Bea war ihre beste Freundin und wohnte wie sie und das Ehepaar Munster im selben Wohnhaus.
„Bestimmt wird jedes Jahr ein anderes Mädchen ausgewählt.”
Frauke zuckte mit den Schultern, bevor sie das Zimmer verließ.
Da Stasia absolut nicht einschlafen konnte, sang sie leise ihr Lieblingslied vor sich hin:
„Rosarote Ringelsöckchen, und zwei rosa Pucki-Pucki-Schuhe, und dazu ein Sommerkleidchen, das gehört dazu. Wenn ich in den Spiegel schaue, seh ich eine Zauberfee, wenn ich auf die Straße gehe, sehn mir alle nach …”
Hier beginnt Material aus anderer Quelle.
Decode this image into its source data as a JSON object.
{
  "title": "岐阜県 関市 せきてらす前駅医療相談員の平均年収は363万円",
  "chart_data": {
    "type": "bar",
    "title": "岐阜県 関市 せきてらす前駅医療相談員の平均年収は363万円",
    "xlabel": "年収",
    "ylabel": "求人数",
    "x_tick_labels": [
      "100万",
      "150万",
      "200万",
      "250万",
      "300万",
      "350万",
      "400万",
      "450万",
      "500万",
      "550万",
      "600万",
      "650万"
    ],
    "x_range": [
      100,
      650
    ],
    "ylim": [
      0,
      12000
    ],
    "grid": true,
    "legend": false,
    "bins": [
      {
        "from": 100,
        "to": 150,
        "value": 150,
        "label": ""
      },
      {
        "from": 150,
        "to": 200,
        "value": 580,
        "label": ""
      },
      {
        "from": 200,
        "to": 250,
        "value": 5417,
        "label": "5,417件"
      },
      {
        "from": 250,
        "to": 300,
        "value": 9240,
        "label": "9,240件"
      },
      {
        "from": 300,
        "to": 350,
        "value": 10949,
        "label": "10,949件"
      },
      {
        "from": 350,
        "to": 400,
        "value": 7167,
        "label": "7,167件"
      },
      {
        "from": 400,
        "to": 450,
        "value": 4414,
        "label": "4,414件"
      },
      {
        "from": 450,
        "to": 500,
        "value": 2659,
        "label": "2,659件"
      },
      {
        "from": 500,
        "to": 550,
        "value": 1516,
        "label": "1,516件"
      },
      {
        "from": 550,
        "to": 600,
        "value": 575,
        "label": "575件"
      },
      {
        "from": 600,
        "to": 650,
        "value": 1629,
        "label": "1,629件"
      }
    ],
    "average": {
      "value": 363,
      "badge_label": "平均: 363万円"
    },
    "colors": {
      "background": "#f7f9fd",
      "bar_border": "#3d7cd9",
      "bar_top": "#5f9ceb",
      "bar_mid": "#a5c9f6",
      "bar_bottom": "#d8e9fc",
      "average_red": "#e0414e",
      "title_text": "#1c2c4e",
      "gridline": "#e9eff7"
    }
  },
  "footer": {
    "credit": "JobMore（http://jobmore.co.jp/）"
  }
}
Genau so fühlte sie sich, und endlich schlief sie unruhig, doch selig, ein.
Bevor auch Frauke einschlafen konnte, dachte sie an die schwierigen Jahre zurück, wo ihr armes Mädchen schon früh ums Überleben hatte kämpfen müssen. Als Zweijährige ging es um Leben oder Tod, als plötzlich und völlig unerwartet eines Nachts Stasia mit gequälter und schwacher Stimme zu schreien versuchte. Die bis ins Mark erschütterten Eltern eilten in das Kinderzimmer. Henry, ihr drei Jahre älterer Bruder schaute entsetzt auf seine kleine Schwester.
„Schau Stefan, Stasia kriegt keine Luft. Sie kann kaum noch atmen“, schrie Frauke verzweifelt und hilflos.
„Tu etwas!”
Stasia zeigte mit ihren kleinen Fingerchen auf ihren Hals und röchelte mit weit aufgerissenen Augen und flackerndem Blick.
„Wasser, sie braucht Wasser, vielleicht hat sie sich an irgendetwas verschluckt“, rief Stefan.
Eilig brachte Frauke einen Becher Wasser. Stasia nahm den gefüllten Becher und schleuderte ihn gegen die Wand. Immer wieder zeigte sie auf ihren Hals. Stefan zog sich eilig an und packte das Kind auf seinen Arm. Er rannte in dem Mehrfamilienhaus einen Stock nach unten zum Nachbarn, der ein Motorrad besaß. Dieser erkannte sofort die Gefahr und war eiligst bereit, das um Luft ringende, erstickende Kind zum Dorfarzt zu fahren.
„Leider kann ich für Stasia nichts tun, sie muss schnellstens ins nächste Krankenhaus gebracht werden“, erkannte der noch etwas verschlafene Arzt voller Mitgefühl. Mittlerweile war auch Frauke in der Praxis angekommen. So saßen sie dann zu viert, Stasia zwischen ihren Eltern eingeklemmt, auf dem Motorrad und rasten in die nahe Stadt Mannheim ins städtische Krankenhaus. Mittlerweile war das Gesicht von Stasia blau angelaufen, sie atmete kaum noch, ihre Augen waren geschlossen. Nur noch ein leises Röcheln kam über ihre Lippen.
„Halte durch mein liebes Baby, halte noch eine Weile durch, bald wird alles wieder gut“, betete Frauke zum Himmel. Dabei drückte sie Stasia fest an sich. In ihrer Panik hatte sie ganz vergessen, sich etwas anderes anzuziehen. Noch immer trug sie ihr Nachthemd. Doch der Schock und die Sorgen um Stasia ließen sie den kalten Fahrtwind kaum spüren. Der Notarzt, den zuvor der Dorfarzt alarmiert hatte, erwartete die Familie an der Krankenhauspforte.
„Sie muss sofort in die Notaufnahme, wir müssen dringend und schnellstens operieren, jede Minute ist kostbar. Unterschreiben sie mir die Genehmigung für einen Luftröhrenschnitt. Ansonsten ist ihr Kind in kurzer Zeit tot.”